Reeling from allegations that he solicited and obtained a church ‘gift’ from a foreign construction company doing business in Nigeria, President Goodluck Jonathan has denied ever soliciting or receiving a church as a bribe from any contractor. ‘Yes, a contractor who has worked and continues to work in Bayelsa state and other parts of Nigeria thought it fit, in fulfillment of its corporate social responsibility, to facilitate the renovation of the small church in the President’s home town of Otuoke,’ the presidency said in a statement Wednesday.
‘It takes a lot of desperation to translate this act of social responsibility for which there are innumerable precedents in our country into a crime for which the usual suspects are now calling for the ‘impeachment’ of President Jonathan,’ said the statement, made available to PANA.
The main opposition Action Congress of Nigeria (ACN) has latched on to the allegation to call on the National Assembly (parliament) to commence impeachment proceedings against the President, saying that by asking the Italian construction firm Gitto Construzioni Generali Nigeria Limited (GCG) to construct a church in his home town, he had violated the Nigerian Constitution.
According to the local Thisday newspaper which broke the story in an editorial, President Jonathan said – at the inauguration of the church – that the Managing Director of Gitto made him a promise to build and donate the church to Otuoke community after he (the president) had complained of the aging structure of his church.

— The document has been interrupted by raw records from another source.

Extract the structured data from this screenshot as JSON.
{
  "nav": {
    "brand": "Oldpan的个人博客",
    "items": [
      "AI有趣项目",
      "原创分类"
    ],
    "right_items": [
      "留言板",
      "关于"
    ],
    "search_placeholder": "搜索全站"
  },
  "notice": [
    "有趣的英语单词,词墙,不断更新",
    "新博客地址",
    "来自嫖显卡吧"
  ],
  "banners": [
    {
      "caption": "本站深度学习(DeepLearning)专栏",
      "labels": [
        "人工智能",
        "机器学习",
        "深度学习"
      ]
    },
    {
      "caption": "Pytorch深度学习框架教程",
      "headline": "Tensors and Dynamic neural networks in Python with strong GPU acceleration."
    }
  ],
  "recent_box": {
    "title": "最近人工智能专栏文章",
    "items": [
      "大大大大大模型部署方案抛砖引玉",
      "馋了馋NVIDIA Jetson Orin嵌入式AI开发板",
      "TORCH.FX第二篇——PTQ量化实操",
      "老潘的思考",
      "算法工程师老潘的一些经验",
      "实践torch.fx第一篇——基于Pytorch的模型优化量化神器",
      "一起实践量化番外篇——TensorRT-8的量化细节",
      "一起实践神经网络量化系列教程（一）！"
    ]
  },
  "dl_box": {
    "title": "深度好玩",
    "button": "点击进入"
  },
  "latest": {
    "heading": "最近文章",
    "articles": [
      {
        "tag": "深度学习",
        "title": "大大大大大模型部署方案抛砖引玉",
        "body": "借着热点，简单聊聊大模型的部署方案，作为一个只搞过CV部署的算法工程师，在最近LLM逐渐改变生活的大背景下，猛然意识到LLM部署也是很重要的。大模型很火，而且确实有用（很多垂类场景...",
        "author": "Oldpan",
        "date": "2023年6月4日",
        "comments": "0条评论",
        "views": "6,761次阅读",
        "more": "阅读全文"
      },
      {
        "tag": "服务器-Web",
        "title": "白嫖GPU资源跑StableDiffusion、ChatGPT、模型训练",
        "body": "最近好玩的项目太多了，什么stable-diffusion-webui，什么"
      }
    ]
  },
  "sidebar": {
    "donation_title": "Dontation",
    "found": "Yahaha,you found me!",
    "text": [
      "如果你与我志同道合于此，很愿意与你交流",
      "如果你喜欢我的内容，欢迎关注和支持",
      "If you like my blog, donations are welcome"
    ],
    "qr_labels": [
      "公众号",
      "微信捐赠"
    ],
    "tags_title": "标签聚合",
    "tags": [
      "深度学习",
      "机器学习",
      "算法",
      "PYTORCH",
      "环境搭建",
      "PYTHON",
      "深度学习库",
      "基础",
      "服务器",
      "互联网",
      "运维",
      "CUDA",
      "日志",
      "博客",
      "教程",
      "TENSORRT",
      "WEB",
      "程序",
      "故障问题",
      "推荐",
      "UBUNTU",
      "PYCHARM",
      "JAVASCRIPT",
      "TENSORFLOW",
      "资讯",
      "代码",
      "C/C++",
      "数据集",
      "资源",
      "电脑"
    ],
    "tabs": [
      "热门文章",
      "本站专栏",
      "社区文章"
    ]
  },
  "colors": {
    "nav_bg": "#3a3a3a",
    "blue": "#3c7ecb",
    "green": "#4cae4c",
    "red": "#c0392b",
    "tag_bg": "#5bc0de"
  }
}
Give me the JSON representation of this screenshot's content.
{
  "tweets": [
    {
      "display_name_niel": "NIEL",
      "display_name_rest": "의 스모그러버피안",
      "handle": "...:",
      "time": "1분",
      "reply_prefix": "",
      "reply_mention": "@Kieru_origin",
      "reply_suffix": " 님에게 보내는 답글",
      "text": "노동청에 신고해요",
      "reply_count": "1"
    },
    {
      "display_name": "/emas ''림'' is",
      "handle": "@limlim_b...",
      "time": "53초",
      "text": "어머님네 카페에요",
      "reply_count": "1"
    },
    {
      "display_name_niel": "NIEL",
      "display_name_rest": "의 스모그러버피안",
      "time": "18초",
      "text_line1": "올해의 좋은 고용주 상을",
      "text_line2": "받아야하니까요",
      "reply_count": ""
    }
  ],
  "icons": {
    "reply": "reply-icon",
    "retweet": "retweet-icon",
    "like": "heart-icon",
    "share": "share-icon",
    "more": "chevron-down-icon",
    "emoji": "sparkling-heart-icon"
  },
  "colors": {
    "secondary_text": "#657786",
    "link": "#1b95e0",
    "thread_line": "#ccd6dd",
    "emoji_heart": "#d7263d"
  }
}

ACN and other critics capitalized on the President’s alleged comments to either call for his removal or condemn his actions. A local NGO, Socio-Economic Rights and Accountability Project (SERAP), has petitioned the anti-graft Economic and Financial Crimes Commission (EFCC) to investigate the allegation.

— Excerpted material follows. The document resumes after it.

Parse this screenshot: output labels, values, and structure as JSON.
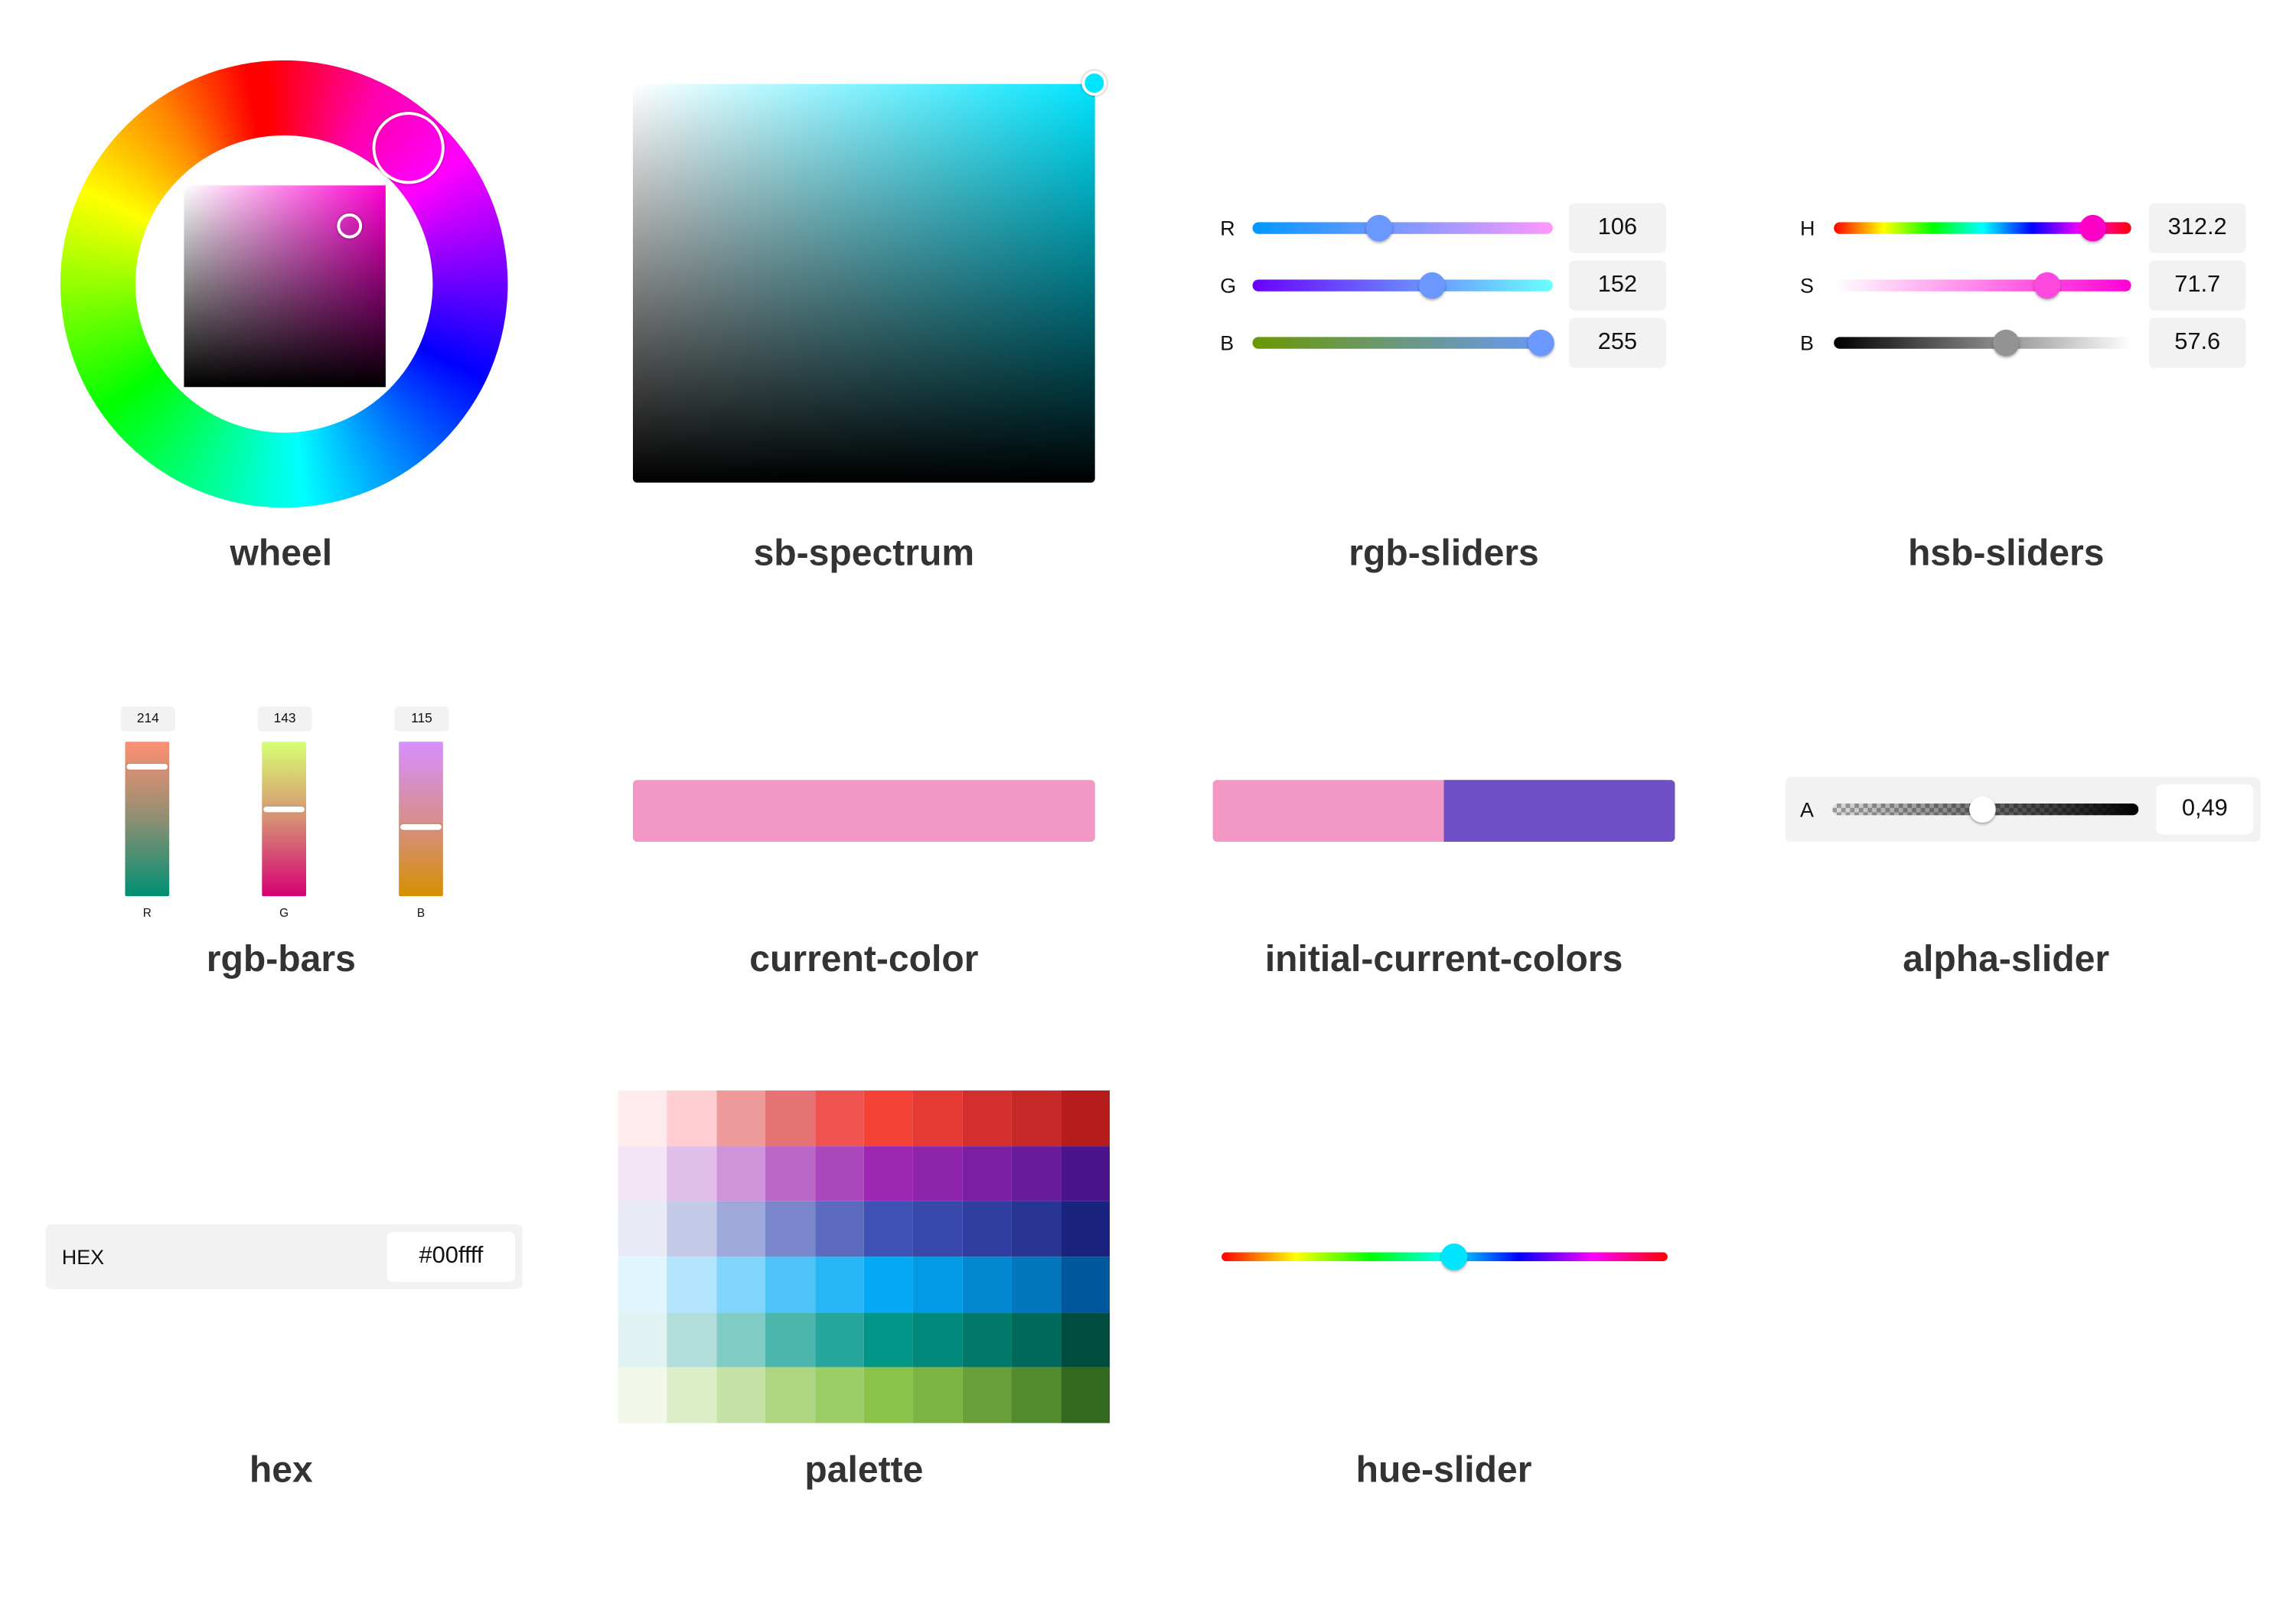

But the presidency statement accused President Jonathan political opponents and their collaborators of trying to ‘brew up a storm in a cup’ over the alleged “gift” and to ‘cast unjustifiable aspersions on his personal integrity and distract him from the serious business of governance’.
‘For the avoidance of any doubt whatsoever, the renovated church in Otuoke does not belong to President Jonathan or his family. The Church belongs to the Anglican Communion and the entire Otuoke Community. It has existed for generations and is not a new church ‘donated’ to President Jonathan by his ‘contractor friend’ as is being mischievously alleged,’ the statement said.